Jale Railala Vakaloloma
- Birth name: Jale Railala Naulu Volau Vakaloloma
- Date of birth: 10 August 1996 (age 28)
- Place of birth: Fiji
- Height: 6 ft 5 in (1.96 m)
- Weight: 125 kg (19 st 10 lb)
- School: Lelean Memorial School
- University: Fiji National University

Rugby union career
- Position(s): Flanker
- Current team: San Diego Legion

Amateur team(s)
- Years: Team / Apps / (Points)
- 2018-19: Easts /  / ()

Senior career
- Years: Team / Apps / (Points)
- 2018–2019: Brisbane City / 1 / (0)
- 2019–2020: Glasgow Warriors / 0 / (0)
- 2023–: San Diego Legion /  / ()

Super Rugby
- Years: Team / Apps / (Points)
- 2020: Boroughmuir Bears / 1 / (0)
- 2020: Stirling County / 1 / (0)

International career
- Years: Team / Apps / (Points)
- 2018: Fiji 'A'

= Jale Vakaloloma =

Fijian rugby union player (born 1996)

Jale Railala Vakaloloma (born 10 August 1996) is a Fijian rugby union player who plays for the San Diego Legion in Major League Rugby (MLR). He previously was signed to the Glasgow Warriors in the Pro14 competition. His position of choice is Blindside flanker.

==Rugby Union career==

===Amateur career===

Vakaloloma played for Easts in Australia.

===Professional career===

He also represented Brisbane City in the 2018 National Rugby Championship.

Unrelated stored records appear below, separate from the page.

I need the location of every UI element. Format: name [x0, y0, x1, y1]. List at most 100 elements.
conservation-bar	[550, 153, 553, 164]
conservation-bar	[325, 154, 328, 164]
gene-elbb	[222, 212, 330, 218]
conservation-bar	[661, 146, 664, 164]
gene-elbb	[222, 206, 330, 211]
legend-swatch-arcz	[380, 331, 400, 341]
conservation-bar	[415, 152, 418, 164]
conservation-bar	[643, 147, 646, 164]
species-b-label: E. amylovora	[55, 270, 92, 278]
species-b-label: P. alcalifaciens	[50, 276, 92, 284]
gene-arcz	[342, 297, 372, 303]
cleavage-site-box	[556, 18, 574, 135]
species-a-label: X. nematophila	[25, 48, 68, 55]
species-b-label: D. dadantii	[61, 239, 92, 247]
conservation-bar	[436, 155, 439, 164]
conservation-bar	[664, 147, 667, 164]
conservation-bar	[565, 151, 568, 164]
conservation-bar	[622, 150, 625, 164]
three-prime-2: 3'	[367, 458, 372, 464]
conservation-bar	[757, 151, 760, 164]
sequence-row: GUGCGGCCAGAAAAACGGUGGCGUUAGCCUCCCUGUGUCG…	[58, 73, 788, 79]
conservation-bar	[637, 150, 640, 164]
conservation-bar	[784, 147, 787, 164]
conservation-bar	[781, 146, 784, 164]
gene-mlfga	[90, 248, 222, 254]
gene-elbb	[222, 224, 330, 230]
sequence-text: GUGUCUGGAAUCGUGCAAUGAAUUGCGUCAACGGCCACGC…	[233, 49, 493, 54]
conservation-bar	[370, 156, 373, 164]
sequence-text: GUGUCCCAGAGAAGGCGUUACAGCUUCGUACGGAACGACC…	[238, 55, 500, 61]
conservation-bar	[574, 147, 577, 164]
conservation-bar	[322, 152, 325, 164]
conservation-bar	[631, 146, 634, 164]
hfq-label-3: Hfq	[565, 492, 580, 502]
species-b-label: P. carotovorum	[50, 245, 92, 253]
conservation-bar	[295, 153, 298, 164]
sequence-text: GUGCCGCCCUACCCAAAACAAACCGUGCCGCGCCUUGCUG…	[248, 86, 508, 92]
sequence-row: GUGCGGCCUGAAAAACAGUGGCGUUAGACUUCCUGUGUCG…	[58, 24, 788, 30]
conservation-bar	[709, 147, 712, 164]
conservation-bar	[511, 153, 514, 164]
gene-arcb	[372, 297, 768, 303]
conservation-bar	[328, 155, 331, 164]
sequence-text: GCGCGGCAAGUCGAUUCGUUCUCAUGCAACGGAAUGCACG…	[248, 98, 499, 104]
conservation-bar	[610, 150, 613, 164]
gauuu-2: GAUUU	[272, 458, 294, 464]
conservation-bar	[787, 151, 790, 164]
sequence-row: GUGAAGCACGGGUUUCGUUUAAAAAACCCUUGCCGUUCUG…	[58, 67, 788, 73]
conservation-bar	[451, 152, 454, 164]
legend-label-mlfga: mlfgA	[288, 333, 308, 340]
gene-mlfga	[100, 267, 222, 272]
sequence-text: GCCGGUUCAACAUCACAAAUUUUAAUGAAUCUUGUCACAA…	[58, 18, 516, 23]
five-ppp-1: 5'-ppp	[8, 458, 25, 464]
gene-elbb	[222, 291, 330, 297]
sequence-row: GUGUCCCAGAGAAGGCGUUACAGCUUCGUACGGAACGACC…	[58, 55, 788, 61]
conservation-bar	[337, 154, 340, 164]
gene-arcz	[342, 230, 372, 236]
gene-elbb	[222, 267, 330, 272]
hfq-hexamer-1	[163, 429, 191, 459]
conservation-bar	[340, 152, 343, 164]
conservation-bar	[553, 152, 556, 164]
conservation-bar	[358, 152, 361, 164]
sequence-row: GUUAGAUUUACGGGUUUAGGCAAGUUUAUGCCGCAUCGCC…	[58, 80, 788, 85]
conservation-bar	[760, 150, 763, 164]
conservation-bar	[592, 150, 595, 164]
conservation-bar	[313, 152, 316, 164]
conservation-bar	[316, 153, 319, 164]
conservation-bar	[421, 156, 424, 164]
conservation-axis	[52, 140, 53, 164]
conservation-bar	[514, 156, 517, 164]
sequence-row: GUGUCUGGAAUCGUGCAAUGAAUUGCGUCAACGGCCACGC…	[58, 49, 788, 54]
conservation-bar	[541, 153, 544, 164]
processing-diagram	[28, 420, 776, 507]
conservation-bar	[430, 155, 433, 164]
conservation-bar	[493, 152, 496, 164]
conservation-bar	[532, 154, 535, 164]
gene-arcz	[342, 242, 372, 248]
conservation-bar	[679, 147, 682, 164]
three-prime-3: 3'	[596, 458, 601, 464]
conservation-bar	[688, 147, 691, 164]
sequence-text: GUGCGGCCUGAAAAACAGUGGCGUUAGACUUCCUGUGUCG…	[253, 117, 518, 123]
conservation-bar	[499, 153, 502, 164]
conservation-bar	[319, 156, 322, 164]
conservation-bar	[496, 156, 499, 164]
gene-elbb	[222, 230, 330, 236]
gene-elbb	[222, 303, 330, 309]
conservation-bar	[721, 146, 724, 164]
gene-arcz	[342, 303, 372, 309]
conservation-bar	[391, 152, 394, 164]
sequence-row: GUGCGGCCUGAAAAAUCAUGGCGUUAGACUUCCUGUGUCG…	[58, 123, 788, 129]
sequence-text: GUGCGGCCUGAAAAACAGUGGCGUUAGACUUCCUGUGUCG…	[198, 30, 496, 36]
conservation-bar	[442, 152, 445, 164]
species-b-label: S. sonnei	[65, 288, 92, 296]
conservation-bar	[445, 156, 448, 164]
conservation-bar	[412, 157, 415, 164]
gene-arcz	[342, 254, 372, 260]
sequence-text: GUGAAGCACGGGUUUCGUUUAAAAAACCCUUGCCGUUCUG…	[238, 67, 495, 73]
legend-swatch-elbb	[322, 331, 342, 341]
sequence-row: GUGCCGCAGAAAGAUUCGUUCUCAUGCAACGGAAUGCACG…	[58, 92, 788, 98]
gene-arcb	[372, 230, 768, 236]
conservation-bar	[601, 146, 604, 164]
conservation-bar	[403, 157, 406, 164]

He signed for Glasgow Warriors on 18 July 2019.

He played for two sides in Scotland's professional Super 6 league in 2020 on his return from shoulder injury:- Boroughmuir Bears and Stirling County.

On 1 October 2020 it was announced that he had been released by Glasgow Warriors.

===International career===

He was called up and played 3 matches from the bench for Fiji 'A' in 2018 and is thus tied to Fiji.

He has been called up to the Fiji world cup training squad for 2019.